Hôpital psychiatrique de Beau-Bassin : 80 % des admissions liés aux problèmes de drogue synthétique 

Le constat est alarmant. En ce début d’année, 80 % des admissions à l’hôpital psychiatrique Brown-Séquard de Beau-Bassin sont liés à la drogue chimique. Le taux d’admission était toutefois de 33 % en 2016. « L’année dernière, soit en 2019, le taux était de 50 % », a révélé dans le courant de la semaine dernière la doctoresse Ameenah Sorefan, cheffe du service de psychiatrie au centre de santé mentale Brown-Séquard.

Simik

«Kot ena zenn, pou bizin ena simik» 

Doublé en deux ans : de 561 cas en 2017 à 1 132 cas en 2019

Notre enquête démontre que le pays a connu le plus fort taux d’arrestations liées au trafic et à la consommation de drogue de synthèse durant les deux dernières années.
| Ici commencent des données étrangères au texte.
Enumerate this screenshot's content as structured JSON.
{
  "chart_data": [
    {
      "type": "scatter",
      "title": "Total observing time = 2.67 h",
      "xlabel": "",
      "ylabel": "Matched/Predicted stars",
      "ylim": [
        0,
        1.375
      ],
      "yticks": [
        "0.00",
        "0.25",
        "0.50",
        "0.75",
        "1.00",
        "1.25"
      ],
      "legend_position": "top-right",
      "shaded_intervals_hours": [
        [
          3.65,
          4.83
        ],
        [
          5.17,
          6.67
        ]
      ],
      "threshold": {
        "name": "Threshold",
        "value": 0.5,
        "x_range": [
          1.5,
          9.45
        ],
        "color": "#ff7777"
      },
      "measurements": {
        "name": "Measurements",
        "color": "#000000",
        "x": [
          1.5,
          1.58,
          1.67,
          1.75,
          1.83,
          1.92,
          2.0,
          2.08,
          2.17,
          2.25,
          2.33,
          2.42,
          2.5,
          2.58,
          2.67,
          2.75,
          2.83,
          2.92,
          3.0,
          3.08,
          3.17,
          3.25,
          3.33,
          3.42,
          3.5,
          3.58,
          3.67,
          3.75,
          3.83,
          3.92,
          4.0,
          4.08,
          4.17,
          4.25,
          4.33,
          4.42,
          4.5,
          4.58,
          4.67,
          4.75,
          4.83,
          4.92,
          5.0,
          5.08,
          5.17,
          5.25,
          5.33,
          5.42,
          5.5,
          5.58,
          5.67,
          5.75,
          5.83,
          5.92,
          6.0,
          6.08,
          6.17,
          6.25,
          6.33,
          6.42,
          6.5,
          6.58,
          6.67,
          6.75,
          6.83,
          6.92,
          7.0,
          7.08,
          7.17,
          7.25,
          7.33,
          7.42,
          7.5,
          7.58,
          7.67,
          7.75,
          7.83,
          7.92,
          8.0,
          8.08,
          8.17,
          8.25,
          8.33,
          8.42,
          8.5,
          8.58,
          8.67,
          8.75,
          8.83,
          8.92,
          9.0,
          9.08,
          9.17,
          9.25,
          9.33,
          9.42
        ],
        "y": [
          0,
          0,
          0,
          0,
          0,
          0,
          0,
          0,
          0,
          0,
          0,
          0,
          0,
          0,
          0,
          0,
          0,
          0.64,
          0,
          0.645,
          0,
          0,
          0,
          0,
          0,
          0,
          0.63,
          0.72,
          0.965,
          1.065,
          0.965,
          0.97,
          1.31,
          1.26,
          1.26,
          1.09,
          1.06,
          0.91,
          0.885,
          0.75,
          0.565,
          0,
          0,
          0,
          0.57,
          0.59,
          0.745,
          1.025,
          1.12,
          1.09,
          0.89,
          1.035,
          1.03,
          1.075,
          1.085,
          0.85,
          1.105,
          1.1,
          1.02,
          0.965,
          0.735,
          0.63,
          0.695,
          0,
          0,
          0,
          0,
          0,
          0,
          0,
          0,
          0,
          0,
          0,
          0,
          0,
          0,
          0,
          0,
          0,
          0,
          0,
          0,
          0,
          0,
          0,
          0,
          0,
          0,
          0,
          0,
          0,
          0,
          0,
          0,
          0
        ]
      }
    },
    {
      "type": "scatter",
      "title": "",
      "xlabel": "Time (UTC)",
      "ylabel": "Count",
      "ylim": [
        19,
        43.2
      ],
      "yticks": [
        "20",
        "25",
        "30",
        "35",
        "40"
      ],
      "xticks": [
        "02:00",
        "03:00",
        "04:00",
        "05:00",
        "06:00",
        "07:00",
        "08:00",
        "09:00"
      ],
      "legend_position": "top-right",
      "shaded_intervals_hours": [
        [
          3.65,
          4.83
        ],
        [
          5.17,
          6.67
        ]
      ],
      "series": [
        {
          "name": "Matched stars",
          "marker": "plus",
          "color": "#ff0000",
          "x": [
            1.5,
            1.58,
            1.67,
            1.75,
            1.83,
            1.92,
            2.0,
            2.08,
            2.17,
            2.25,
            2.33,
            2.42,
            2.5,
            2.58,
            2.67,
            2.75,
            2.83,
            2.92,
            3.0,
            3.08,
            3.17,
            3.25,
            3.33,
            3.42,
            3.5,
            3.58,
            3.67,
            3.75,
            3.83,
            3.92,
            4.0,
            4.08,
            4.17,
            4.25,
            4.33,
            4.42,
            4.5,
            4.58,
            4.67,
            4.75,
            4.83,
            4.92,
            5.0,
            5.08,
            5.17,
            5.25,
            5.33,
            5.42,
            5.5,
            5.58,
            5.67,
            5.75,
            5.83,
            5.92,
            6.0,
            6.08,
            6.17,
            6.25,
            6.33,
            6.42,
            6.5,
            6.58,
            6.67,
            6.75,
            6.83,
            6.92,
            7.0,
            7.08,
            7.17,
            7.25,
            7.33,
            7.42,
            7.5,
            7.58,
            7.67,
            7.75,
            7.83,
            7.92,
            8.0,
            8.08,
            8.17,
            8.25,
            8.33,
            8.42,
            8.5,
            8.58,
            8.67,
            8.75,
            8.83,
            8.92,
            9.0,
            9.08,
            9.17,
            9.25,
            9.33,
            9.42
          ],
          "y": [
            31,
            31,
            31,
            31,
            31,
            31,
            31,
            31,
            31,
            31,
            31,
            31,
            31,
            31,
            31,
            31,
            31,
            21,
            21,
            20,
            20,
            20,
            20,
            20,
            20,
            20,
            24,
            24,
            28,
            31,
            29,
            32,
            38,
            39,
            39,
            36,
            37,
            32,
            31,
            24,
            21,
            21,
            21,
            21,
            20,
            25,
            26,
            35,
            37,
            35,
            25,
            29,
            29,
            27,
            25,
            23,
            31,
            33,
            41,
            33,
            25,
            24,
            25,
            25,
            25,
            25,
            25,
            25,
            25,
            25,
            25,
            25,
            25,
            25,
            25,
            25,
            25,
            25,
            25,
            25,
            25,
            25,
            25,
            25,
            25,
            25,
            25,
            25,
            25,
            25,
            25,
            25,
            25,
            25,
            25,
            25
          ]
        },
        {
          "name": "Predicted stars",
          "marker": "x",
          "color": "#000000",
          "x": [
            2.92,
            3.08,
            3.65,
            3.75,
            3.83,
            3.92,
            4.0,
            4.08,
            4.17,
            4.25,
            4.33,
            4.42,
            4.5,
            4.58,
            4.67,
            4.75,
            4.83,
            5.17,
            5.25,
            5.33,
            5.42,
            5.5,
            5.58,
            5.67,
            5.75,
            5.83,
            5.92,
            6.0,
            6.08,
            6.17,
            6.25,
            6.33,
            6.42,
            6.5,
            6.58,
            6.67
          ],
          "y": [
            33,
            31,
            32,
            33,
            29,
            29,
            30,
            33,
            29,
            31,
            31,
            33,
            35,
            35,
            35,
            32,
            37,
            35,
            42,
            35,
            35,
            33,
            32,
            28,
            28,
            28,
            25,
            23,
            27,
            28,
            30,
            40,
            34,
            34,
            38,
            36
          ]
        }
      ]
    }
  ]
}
Soit le double de 2017 qui est de 561 cas. Les statistiques démontrent que 1 134 cas ont été recensés en 2018 et 1 132 en 2019. 

« C’est un fait. Le trafic et la consommation de drogue chimique ont connu une hausse depuis ces deux dernières années. 70 à 100 cas de consommation et trafics de drogue synthétique sont recensés tous les mois », précisent nos sources.